Monday, May. 25, 1953
The Strange Case
On its spring books list, Doubleday announced that it would publish The Strange Case of Alger Hiss by the Earl Jowitt, Lord Chancellor of Great Britain in Clement Attlee's Labor government. The book was eagerly awaited by U.S. partisans of Hiss, who understood (correctly) that Jowitt had reviewed the evidence and found the case against Hiss not sufficient to warrant a conviction by the standards of British justice. Last fortnight Doubleday announced that the book was being withdrawn; review copies were recalled, and 5,000 copies already in bookstores were collected.
"Suppression!" cried the Daily Worker in a front-page article designed to give the impression that enemies of Hiss had forced the withdrawal of Jowitt's book. Out of the pureness of its devotion, the Daily Worker misspoke. Doubleday President Douglas M. Black explained that "a serious, inadvertent factual error" had been discovered in the book. Most serious, Black admitted, was Barrister Jowitt's "misunderstanding the complicated time sequence in Whittaker Chambers' book, Witness, [and] a misinterpretation of the Hiss trial testimony." After the facts had been set straight, Black promised, the book would be published.
In Britain, where the Jowitt book was published last month, a few reviewers were quick to spot the factual errors and other defects. Rebecca West in the London Sunday Times wrote: "Inevitably the case has become a bat-haunted labyrinth. But Lord Jowitt makes it more difficult to understand than it really is. Consider, for example, his treatment of the attempt at suicide made by Whittaker Chambers . . . Chambers gives a detailed account [in Witness] of how, after he had discovered the documents which were ultimately to satisfy the courts that Hiss and not he was lying, he decided to let those documents prove his innocence and the guilt of the Communist Party, and he took steps to take refuge in death from the persecution to which he was being subjected . . . [Lord Jowitt] alleges that
Chambers attempted to commit suicide before he produced [the documents] and draws sinister conclusions from this. 'Any prudent man would have hesitated before lie brought before a jury such fraudulent documents,' says Lord Jowitt grimly . . .
And he goes very far in suggesting that the jury might have brought in a different verdict had they known what, in fact, never happened." Denis W. Brogan, reviewing the book for the Spectator, attacked it on grounds more serious than a mixed-up time se quence. "The most alarming thing about Lord Jowitt's book is the innocence of the modern world that it displays." For illustration. Brogan cited a passage from Jowitt: "It is shocking to think that whilst holding and accepting a position of confidence under the Government of his own country. [Hiss] should abuse that confidence by making available secret documents to outsiders. There is no philosophy of which I have ever heard, or indeed which I can imagine, which can excuse such conduct ... It may well be, I do not pretend to know, that Communists desire the success of Russia and its satellites above that of their own land."

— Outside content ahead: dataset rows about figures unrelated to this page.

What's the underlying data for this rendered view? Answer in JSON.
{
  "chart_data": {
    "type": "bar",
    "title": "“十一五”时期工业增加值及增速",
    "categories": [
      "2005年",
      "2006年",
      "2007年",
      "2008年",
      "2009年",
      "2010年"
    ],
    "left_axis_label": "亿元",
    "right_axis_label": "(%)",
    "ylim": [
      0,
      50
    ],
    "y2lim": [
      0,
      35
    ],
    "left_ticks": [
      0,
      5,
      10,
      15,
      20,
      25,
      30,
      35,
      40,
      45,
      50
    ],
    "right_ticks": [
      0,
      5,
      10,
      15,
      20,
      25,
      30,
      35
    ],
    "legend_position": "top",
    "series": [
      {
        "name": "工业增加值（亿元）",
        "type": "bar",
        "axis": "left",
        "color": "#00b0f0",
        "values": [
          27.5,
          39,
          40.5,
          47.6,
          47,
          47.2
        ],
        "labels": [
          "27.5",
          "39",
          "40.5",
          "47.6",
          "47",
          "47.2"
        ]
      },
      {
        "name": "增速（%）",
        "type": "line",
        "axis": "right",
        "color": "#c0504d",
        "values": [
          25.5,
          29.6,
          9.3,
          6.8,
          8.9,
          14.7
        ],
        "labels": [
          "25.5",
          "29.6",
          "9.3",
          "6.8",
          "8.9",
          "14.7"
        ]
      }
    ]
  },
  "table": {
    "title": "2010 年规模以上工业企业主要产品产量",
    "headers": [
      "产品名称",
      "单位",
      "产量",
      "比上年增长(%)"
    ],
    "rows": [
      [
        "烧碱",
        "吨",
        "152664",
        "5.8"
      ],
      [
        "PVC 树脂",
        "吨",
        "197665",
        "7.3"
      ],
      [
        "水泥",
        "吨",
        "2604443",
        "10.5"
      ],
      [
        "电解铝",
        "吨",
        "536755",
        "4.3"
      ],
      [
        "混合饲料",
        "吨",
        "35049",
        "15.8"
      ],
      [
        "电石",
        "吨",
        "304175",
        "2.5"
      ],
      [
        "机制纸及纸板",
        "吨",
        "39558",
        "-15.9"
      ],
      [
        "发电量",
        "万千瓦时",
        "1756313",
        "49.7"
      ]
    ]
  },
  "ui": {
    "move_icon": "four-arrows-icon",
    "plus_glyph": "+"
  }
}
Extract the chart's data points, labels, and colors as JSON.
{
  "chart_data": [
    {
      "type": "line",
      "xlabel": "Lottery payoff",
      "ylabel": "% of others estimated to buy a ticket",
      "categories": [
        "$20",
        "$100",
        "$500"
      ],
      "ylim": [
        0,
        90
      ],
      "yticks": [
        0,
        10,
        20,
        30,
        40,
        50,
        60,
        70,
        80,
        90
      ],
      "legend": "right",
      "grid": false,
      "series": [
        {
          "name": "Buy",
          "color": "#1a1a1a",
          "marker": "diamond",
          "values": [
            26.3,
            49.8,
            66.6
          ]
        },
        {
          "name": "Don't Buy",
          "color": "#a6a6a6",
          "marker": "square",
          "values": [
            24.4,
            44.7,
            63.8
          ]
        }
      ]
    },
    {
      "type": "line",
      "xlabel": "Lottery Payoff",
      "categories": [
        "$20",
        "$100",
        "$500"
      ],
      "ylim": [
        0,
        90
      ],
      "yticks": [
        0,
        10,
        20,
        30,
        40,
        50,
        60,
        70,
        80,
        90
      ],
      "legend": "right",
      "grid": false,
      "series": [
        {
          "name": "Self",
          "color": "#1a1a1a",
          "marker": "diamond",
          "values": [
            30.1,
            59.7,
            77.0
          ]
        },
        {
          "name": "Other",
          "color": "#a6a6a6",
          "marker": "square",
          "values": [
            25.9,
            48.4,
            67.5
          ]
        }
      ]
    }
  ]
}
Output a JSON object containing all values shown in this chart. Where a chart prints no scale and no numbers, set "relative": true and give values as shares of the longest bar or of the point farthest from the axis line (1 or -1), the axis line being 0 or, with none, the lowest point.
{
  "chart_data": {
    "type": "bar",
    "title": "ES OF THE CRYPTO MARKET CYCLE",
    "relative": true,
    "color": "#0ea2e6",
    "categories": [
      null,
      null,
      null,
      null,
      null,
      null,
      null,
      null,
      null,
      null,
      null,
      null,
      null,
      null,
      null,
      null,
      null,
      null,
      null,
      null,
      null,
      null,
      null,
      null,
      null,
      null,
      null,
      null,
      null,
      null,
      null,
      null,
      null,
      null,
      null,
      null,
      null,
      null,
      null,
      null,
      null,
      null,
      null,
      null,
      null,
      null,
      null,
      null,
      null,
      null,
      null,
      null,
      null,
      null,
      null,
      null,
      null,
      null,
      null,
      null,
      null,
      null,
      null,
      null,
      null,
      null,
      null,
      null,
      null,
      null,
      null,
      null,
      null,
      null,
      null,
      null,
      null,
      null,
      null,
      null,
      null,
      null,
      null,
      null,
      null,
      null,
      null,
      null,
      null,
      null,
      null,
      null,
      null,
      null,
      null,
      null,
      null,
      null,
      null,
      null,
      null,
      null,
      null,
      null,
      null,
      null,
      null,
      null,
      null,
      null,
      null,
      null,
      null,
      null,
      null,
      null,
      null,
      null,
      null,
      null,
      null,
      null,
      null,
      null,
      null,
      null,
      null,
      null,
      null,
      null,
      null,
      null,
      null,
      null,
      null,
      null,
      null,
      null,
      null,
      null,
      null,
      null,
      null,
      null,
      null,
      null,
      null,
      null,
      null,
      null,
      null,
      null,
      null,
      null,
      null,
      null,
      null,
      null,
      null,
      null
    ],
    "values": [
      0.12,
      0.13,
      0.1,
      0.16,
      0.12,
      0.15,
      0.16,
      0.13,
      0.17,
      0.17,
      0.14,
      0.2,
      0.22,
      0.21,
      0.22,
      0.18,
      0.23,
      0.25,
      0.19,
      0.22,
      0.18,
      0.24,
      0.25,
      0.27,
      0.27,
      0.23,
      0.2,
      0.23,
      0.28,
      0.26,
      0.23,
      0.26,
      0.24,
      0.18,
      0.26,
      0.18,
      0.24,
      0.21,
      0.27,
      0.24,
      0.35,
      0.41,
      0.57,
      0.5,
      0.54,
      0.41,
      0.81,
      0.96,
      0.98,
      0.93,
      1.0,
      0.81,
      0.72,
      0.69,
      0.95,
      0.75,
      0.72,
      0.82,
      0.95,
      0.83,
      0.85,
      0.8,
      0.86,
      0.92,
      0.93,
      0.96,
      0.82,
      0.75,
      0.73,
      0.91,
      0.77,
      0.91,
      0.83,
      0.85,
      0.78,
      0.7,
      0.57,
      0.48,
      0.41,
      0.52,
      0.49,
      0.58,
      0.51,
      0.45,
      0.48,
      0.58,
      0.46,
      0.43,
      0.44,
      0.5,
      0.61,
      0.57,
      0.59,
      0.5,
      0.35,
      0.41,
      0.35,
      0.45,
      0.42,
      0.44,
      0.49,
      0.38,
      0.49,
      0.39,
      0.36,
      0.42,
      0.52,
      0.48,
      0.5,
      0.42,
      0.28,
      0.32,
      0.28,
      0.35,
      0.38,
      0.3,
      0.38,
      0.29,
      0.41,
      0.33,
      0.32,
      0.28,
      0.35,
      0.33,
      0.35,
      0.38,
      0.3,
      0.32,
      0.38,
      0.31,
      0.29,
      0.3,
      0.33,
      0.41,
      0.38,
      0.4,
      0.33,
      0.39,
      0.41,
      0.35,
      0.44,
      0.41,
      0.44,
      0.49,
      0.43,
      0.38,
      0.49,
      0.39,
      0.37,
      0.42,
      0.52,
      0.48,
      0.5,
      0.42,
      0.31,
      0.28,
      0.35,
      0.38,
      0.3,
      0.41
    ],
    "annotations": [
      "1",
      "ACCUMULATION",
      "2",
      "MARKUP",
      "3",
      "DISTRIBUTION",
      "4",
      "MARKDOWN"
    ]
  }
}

Here, concludes Brogan, "is the basic reason why the book is bad, why [Jowitt] is continually being amazed or shocked at things that, however deplorable, are not, in this age, in the least shocking, and about which, in the age of Nunn May, Klaus Fuchs, the Canadian spy ring and the rest, there is no point in being shocked."
The naivete of the ex-Chancellor is less amazing when his career is considered. He was a lawyer with a respectable practice, with no experience in criminal cases and no knowledge of U.S. law. He was a Liberal member of Parliament until the Liberals began to collapse and he lost his seat. He joined the Labor Party, got back in the House of Commons, where he served with fidelity to his party but without any great distinction, except that he had one of the most mellifluous speaking voices in British public life. Attorney General under Labor's Ramsay MacDonald, Solicitor General in Churchill's wartime coalition government, he was finally named Lord Chancellor when Labor came to power in 1945, as a reward for party service.
Onetime Lords Chancellor are forbidden to return to the practice of law. Lord Jowitt, with time on his hands, turned to the study of the Hiss case. With the affinity of many non-Communist leftists for the Hiss defense, and with the British tendency to consider the U.S. "hysterical" about Communists, it surprised no one that Jowitt found for Alger Hiss. It may be a shock to some readers, however, that a onetime Lord Chancellor does "not pretend to know" about Communist morality and that he cannot get facts as an ordinary American jury got them.